On days like these, I feel compelled to pull out my long list of inadequacies and ask them all to sound off. Hearing them call out I can do nothing more than lament all the ways in which I’m deficient.

I don’t get up right away when the alarm goes off. I don’t take the dog for a long enough walk. I don’t know how to mitigate world hunger. I don’t put all the pillows on the bed. I don’t know how to style my hair. I don’t fold the laundry like they do at the Gap. I don’t buy enough groceries. I don’t know how to skype to talk to my brother in LA regularly. I don’t wash the floors as much as they need it. I don’t scoop the cat’s litter every day.
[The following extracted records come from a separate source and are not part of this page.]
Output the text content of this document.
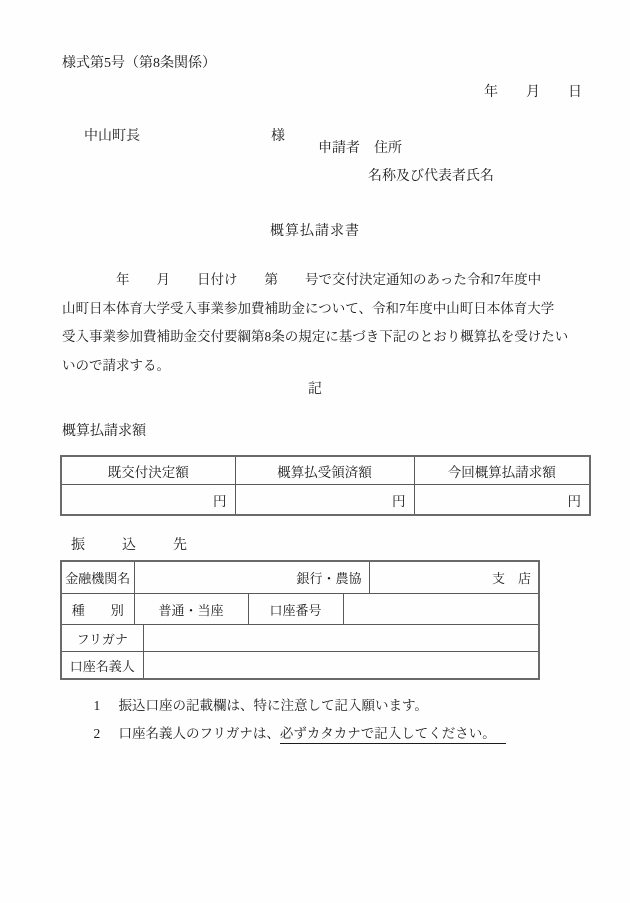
様式第5号（第8条関係）
年　　月　　日

中山町長	様

申請者　住所
名称及び代表者氏名
概算払請求書
　　　　年　　月　　日付け　　第　　号で交付決定通知のあった令和7年度中
山町日本体育大学受入事業参加費補助金について、令和7年度中山町日本体育大学
受入事業参加費補助金交付要綱第8条の規定に基づき下記のとおり概算払を受けたい
いので請求する。
記
概算払請求額
既交付決定額	概算払受領済額	今回概算払請求額
円	円	円
振込先
金融機関名	銀行・農協				支　店
種　　別	普通・当座		口座番号		
フリガナ					
口座名義人					

1 振込口座の記載欄は、特に注意して記入願います。

2 口座名義人のフリガナは、必ずカタカナで記入してください。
I don’t respond to my friends’ emails fast enough. I don’t call people back. I don’t always make dinner. I don’t know how to contribute to my community. I don’t call the oven repairman when I say I’m going to. I don’t know how to find the job I want. I don’t know how to earn a living doing what I love. I don’t write well enough. I don’t know how to make people happy. I don’t know when to use ‘might’ or ‘may.’ I don’t know how to advance human rights. I don’t know how to speak up for myself. I don’t know how to manage my time. I don’t know how to make crème brûlée. I don’t like my clothes. I don’t know how to be brave. I don’t know how to take a blood test without fainting. I don’t know how to whistle. I don’t know how to help natural disaster survivors. I don’t know how to make it through the day without coffee. I don’t know how to calm down. I don’t know how to stop talking as much as I do. I don’t know how to live in the moment. I don’t know how to love myself.

The list goes on and on. The order might change from day to day, but nothing is ever removed. I just keep adding more and more faults to the list, cycling through them in my head to make sure I don’t miss any (I don’t write down things I want to remember).
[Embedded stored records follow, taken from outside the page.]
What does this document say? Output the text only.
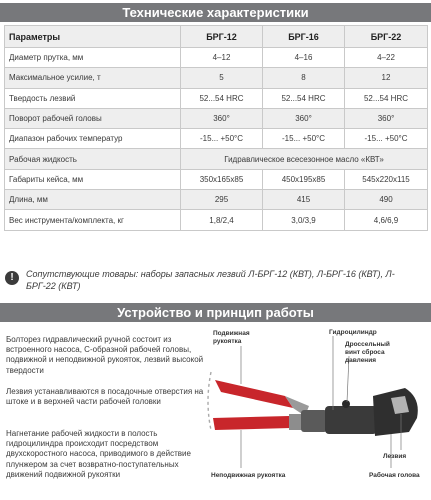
Технические характеристики
Параметры	БРГ-12	БРГ-16	БРГ-22
Диаметр прутка, мм	4–12	4–16	4–22
Максимальное усилие, т	5	8	12
Твердость лезвий	52...54 HRC	52...54 HRC	52...54 HRC
Поворот рабочей головы	360°	360°	360°
Диапазон рабочих температур	-15... +50°C	-15... +50°C	-15... +50°C
Рабочая жидкость	Гидравлическое всесезонное масло «КВТ»		
Габариты кейса, мм	350x165x85	450x195x85	545x220x115
Длина, мм	295	415	490
Вес инструмента/комплекта, кг	1,8/2,4	3,0/3,9	4,6/6,9
!	Сопутствующие товары: наборы запасных лезвий Л-БРГ-12 (КВТ), Л-БРГ-16 (КВТ), Л-БРГ-22 (КВТ)
Устройство и принцип работы
Болторез гидравлический ручной состоит из встроенного насоса, С-образной рабочей головы, подвижной и неподвижной рукояток, лезвий высокой твердости
Лезвия устанавливаются в посадочные отверстия на штоке и в верхней части рабочей головки
Нагнетание рабочей жидкости в полость гидроцилиндра происходит посредством двухскоростного насоса, приводимого в действие плунжером за счет возвратно-поступательных движений подвижной рукоятки
Подвижная
рукоятка
Гидроцилиндр
Дроссельный
винт сброса
давления
Неподвижная рукоятка
Лезвия
Рабочая голова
I was doing just that as I rushed to make my doctor’s appointment on time (I don’t leave the house early enough). I drove up a nearby side street and in one fast motion I parallel parked into a tiny space covered in uneven ice, that was barely the size of my car (I don’t always exercise caution when I should). I got out of the car and fumbled around in my purse to make sure I had my OHIP card (I don’t keep my purse tidy). As I walked away I heard a loud “wooo” aimed at my general direction. I turned around to see an elderly lady pump her fist in the air.

You GO Girl. I never thought you’d get into that spot.”

I looked around, wondering if I should take a bow and hoping she would repeat herself so someone else would hear it.

In thinking about all my imperfections I totally forgot–I am an awesome parker! Truly awesome. In fact, I can parallel park any car, on any downtown street, in the middle of rush hour, during any season. I’m that good.

Her exclamation obliterated my negative thoughts. “Thanks, sista,” I said, pumping my fist back at her.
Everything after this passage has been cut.